Was sind die Voraussetzungen für die Ausbildung zum Heilkräutercoach?

Prinzipiell können alle, die sich mit Heilpflanzen intensiver beschäftigen wollen, diese Ausbildung anstreben. Liebe zur Natur und sich mit Freude auch mit Feinheiten von Pflanzen, Sträuchern oder Bäumen auseinanderzusetzen sind günstige Voraussetzungen, ebenso der Wille für ständige Weiterbildung und Erweiterung des Wissens. Es ist wichtig, auch seinen Weg in der breiten Palette von Heilpflanzen zu finden, kommunikativ zu sein, wenn es um die Weitergabe des Wissens geht, kreativ zu sein, wenn Ideen und deren Umsetzung gefragt sind.

Ein Tipp für unsere LeserInnen: Welche Heilkräuter kann man bei sich auf dem Balkon oder im Garten pflanzen?

Im Garten kann ich großzügiger sein als am Balkon. Nehmen wir ein paar gängige Indikationen, dann wird es für Blase/Niere die Goldrute, das Bruchkraut oder die Große Brennnessel sein.

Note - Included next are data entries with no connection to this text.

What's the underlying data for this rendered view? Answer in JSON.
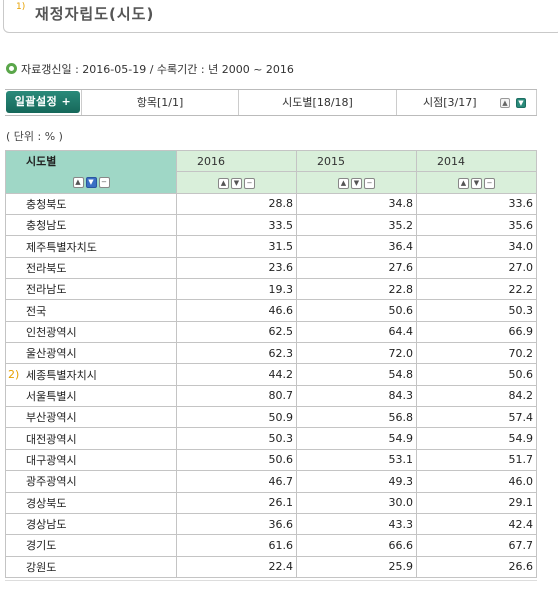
{
  "header": {
    "footnote_marker": "1)",
    "title": "재정자립도(시도)"
  },
  "info": {
    "text": "자료갱신일 : 2016-05-19 / 수록기간 : 년 2000 ~ 2016"
  },
  "toolbar": {
    "batch_button": "일괄설정 +",
    "tabs": [
      "항목[1/1]",
      "시도별[18/18]",
      "시점[3/17]"
    ]
  },
  "unit_label": "( 단위 : % )",
  "table": {
    "headers": [
      "시도별",
      "2016",
      "2015",
      "2014"
    ],
    "rows": [
      {
        "name": "충청북도",
        "v": [
          "28.8",
          "34.8",
          "33.6"
        ]
      },
      {
        "name": "충청남도",
        "v": [
          "33.5",
          "35.2",
          "35.6"
        ]
      },
      {
        "name": "제주특별자치도",
        "v": [
          "31.5",
          "36.4",
          "34.0"
        ]
      },
      {
        "name": "전라북도",
        "v": [
          "23.6",
          "27.6",
          "27.0"
        ]
      },
      {
        "name": "전라남도",
        "v": [
          "19.3",
          "22.8",
          "22.2"
        ]
      },
      {
        "name": "전국",
        "v": [
          "46.6",
          "50.6",
          "50.3"
        ]
      },
      {
        "name": "인천광역시",
        "v": [
          "62.5",
          "64.4",
          "66.9"
        ]
      },
      {
        "name": "울산광역시",
        "v": [
          "62.3",
          "72.0",
          "70.2"
        ]
      },
      {
        "name": "세종특별자치시",
        "marker": "2)",
        "v": [
          "44.2",
          "54.8",
          "50.6"
        ]
      },
      {
        "name": "서울특별시",
        "v": [
          "80.7",
          "84.3",
          "84.2"
        ]
      },
      {
        "name": "부산광역시",
        "v": [
          "50.9",
          "56.8",
          "57.4"
        ]
      },
      {
        "name": "대전광역시",
        "v": [
          "50.3",
          "54.9",
          "54.9"
        ]
      },
      {
        "name": "대구광역시",
        "v": [
          "50.6",
          "53.1",
          "51.7"
        ]
      },
      {
        "name": "광주광역시",
        "v": [
          "46.7",
          "49.3",
          "46.0"
        ]
      },
      {
        "name": "경상북도",
        "v": [
          "26.1",
          "30.0",
          "29.1"
        ]
      },
      {
        "name": "경상남도",
        "v": [
          "36.6",
          "43.3",
          "42.4"
        ]
      },
      {
        "name": "경기도",
        "v": [
          "61.6",
          "66.6",
          "67.7"
        ]
      },
      {
        "name": "강원도",
        "v": [
          "22.4",
          "25.9",
          "26.6"
        ]
      }
    ]
  },
  "colors": {
    "accent": "#16685a",
    "header_first": "#9fd7c6",
    "header_year": "#d9efda",
    "footnote": "#e6a000"
  },
  "icons": {
    "sort_asc": "triangle-up",
    "sort_desc": "triangle-down",
    "reset": "minus"
  }
}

Zur Beruhigung kann ich den Baldrian oder die Melisse gut anpflanzen. Im Bereich Magen/Darm/Galle und Leber gedeiht viel im Garten – von der Kamille über Schafgarbe, Enzian, Pfefferminze, Blutwurz, Artischocke bis zur Mariendistel. Auch im Bereich Erkältung ist im Garten viel möglich: von einem duftenden Lindenbaum über den Schwarzen Holunder, die Hundsrose oder den Salbei bis zum attraktiven Sonnenhut.

 

Mag. Ernst Frühmann ist Apotheker und Heilkräutercoach sowie Leiter der Ausbildung zum geprüften Heilkräutercoach am WIFI Wien.